Gov. Janet Napolitano's resignation to become Homeland Security secretary led to Republican Jan Brewer being sworn in as the 22nd governor of Arizona on Jan. 21, 2009.

WASHINGTON — Mecham to Mofford, Napolitano to Brewer.

It may sound like an old-time infield combination, but it’s actually a truncated history of the sometimes tumultuous turnover in the governor’s office in Arizona, where the line of succession does not always run through the same political party.

When Republican Gov. Evan Mecham was impeached in 1988, he was followed in office by Democratic Secretary of State Rose Mofford. When Gov. Janet Napolitano, a Democrat, stepped down to become secretary of Homeland Security, she handed the office over to Secretary of State Jan Brewer, a Republican.

It’s why Sen. J. D. Mesnard, R-Chandler, hopes voters approve Proposition 131, which would make Arizona one of the last states in the country to create an office of lieutenant governor who would succeed the governor. Currently, the secretary of state is second in the line of succession.

“If you were to poll the average person today, I’m not sure they realize the secretary of state is first in line,” Mesnard said.

If approved, Proposition 131 would create an office of lieutenant governor who would run on the same ticket with the governor beginning with the 2026 election. The gubernatorial candidates would choose their lieutenant governor running mates after the primary election, all but guaranteeing that the two would be from the same party and ensuring that voters know what they are getting in terms of succession.

Mesnard, the prime sponsor of the bill behind Prop 131, hopes it can bring “greater continuity in the government” in Arizona, where Doug Ducey will be the first governor in decades to serve out two full terms without handing over the office to the secretary of state.

Proposition 131 would put Arizona in line with the majority of states that run governors and lieutenant governors from the same party on a general election ticket.

Julia Brossart, executive director of the National Lieutenant Governors Association, said 45 states have an office of lieutenant governor and in 26 of those states, the governor and lieutenant governor are elected together.

Brossart said that having a lieutenant governor is the “smoothest, most understood way for succession to occur,” but that there is a wide variety between states on how the lieutenant governor gets on the ticket.

“There are a few states where the lieutenant governor comes through a primary separate from the governor. We call it an arranged marriage,” Brossart said. “They come through the primaries separately but then they run on the election ticket together.”

This is not the first time Arizona voters have been presented with the question of whether the state needs a lieutenant governor. In 1994, voters overwhelmingly rejected a proposal known as Proposition 100, which would have required the governor and lieutenant to be nominated together.

In 2010, voters rejected a variation of the “arranged marriage” plan, where the governor and lieutenant governor would have run together after being nominated separately in the primary. Proposition 111 that year would also have made the secretary of state the lieutenant governor.

“It created this convoluted way that you elect the two of them – they don’t actually run together,” Mesnard said of the 2010 proposal.

“After it failed it just sort of faded into the background until recently,” he said. “I and others, on both sides of the aisle, began talking about the importance of this from a continuity standpoint.”

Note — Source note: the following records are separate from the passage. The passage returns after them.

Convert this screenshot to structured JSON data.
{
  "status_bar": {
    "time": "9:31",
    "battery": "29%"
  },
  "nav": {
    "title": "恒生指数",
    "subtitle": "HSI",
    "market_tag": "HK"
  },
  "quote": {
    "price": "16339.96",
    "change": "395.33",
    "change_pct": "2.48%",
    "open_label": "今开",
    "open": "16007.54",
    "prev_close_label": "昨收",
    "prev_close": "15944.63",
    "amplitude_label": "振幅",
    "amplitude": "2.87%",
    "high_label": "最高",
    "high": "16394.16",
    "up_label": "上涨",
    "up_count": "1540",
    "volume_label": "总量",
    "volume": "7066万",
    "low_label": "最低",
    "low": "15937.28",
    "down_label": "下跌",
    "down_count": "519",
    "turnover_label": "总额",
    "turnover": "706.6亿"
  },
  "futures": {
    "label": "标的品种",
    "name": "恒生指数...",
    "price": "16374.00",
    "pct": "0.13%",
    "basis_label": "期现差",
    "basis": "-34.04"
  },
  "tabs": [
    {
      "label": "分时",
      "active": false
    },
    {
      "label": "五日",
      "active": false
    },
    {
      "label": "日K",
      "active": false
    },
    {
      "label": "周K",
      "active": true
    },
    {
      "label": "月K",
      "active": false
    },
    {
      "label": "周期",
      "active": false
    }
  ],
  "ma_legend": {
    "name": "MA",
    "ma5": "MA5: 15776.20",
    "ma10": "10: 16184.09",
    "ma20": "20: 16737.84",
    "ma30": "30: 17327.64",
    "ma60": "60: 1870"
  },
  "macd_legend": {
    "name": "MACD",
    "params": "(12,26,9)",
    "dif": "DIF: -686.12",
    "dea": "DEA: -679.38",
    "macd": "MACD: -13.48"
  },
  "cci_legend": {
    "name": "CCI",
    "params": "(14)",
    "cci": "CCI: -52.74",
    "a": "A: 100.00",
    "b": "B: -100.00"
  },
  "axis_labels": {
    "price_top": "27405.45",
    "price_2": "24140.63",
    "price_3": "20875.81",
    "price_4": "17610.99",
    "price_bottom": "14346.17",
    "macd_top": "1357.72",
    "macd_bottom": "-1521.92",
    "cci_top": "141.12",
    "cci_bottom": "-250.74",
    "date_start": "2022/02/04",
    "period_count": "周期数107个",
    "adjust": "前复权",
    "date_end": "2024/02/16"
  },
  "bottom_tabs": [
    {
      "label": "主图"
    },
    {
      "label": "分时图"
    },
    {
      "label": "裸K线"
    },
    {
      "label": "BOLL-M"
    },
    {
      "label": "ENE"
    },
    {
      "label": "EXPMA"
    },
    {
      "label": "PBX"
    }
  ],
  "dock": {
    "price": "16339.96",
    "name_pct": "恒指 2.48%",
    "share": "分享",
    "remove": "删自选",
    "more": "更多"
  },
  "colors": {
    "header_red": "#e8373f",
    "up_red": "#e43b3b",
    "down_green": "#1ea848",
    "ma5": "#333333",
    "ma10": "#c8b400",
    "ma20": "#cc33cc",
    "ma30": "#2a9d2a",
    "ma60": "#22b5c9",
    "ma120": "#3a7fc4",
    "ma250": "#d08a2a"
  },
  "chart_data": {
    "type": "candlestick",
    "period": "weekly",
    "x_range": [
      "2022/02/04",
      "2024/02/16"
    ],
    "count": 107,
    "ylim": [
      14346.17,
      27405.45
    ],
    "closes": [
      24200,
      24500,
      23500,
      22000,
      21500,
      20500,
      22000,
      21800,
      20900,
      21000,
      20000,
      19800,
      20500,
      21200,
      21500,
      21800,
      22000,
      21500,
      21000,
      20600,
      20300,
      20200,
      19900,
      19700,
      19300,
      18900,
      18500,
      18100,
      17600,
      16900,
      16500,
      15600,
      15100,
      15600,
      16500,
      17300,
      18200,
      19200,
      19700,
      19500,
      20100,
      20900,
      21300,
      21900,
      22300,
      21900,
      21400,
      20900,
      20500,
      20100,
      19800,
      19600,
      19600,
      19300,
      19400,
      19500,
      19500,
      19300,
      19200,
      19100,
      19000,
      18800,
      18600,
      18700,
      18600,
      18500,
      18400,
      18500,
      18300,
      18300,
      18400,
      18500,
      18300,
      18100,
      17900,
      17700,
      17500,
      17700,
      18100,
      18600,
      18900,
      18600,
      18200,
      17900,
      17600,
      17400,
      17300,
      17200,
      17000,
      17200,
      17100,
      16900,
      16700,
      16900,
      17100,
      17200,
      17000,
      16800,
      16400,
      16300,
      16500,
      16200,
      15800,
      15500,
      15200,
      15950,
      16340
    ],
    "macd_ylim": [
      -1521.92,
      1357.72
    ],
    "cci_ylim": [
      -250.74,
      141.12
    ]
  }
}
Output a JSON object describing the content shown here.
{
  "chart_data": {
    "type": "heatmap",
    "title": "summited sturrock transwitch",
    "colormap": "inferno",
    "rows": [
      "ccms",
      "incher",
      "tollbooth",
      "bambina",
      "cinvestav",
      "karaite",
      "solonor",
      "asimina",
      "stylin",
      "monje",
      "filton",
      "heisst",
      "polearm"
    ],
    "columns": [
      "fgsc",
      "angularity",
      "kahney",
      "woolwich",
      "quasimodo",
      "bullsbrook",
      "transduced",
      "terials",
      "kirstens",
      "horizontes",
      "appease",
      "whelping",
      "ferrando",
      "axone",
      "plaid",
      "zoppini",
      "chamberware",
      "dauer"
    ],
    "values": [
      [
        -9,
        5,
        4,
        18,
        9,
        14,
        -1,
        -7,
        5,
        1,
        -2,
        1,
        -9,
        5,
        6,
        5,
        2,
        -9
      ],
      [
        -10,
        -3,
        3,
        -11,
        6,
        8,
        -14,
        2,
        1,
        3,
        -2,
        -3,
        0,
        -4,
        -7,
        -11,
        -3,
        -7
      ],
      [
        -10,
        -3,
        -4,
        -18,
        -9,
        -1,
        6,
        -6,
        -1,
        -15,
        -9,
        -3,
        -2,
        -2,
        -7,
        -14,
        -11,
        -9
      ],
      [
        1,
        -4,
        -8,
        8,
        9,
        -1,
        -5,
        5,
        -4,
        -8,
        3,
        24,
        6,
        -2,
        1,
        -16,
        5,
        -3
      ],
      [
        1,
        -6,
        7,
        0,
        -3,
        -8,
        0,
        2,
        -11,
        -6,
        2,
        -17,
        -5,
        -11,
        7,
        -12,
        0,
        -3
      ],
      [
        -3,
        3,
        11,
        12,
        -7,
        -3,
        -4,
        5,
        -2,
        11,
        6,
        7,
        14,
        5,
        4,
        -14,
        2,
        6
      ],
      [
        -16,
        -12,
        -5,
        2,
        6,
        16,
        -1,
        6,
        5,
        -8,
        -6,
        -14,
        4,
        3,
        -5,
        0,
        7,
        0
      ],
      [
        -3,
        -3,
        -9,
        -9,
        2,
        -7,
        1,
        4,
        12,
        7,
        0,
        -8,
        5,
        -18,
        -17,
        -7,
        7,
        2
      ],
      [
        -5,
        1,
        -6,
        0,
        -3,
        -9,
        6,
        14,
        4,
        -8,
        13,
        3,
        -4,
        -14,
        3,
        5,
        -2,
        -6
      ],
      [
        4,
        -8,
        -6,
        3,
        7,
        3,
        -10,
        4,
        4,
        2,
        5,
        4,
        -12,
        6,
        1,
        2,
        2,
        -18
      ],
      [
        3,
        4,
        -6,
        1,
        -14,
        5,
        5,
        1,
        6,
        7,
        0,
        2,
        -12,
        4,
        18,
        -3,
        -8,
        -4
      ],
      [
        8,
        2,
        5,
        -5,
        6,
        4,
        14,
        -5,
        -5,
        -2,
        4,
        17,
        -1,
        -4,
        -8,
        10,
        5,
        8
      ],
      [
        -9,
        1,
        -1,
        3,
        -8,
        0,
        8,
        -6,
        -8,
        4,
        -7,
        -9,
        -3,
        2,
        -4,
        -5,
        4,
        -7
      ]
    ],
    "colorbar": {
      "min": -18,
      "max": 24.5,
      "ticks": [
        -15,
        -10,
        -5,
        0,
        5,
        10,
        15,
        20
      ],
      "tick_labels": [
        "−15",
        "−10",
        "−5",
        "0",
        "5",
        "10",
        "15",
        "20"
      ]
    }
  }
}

Mesnard said the previous versions failed due to “a lot of design flaws,” but he hopes that this time will be different due to the latest version addressing “concerns that were raised in prior versions.”

The latest version is modeled after presidential elections, in which each party’s nominee selects a vice presidential candidate to run with them in the general election, a model voters are familiar with. And with the continued migration to Arizona, Brossart said many voters are already “familiar with the governor and lieutenant governor in state government.”

“When voters vote, they understand what they are voting for a little better than the current set-up in Arizona,” she said. “All of those folks moving in may not fully appreciate, or not understand that when they are voting for secretary of state, they are voting for their successor — it’s not what most states do.”

Unlike a secretary of state, a lieutenant governor is clearly the successor to the governor, Mesnard said. That will let Arizona voters make a better-informed decision on who takes over should the governor die, step down or be removed from office – all of which have happened since the 1970s.

“It’s important to have the second person in line be someone the voters understand who they were voting for,” Brossart said.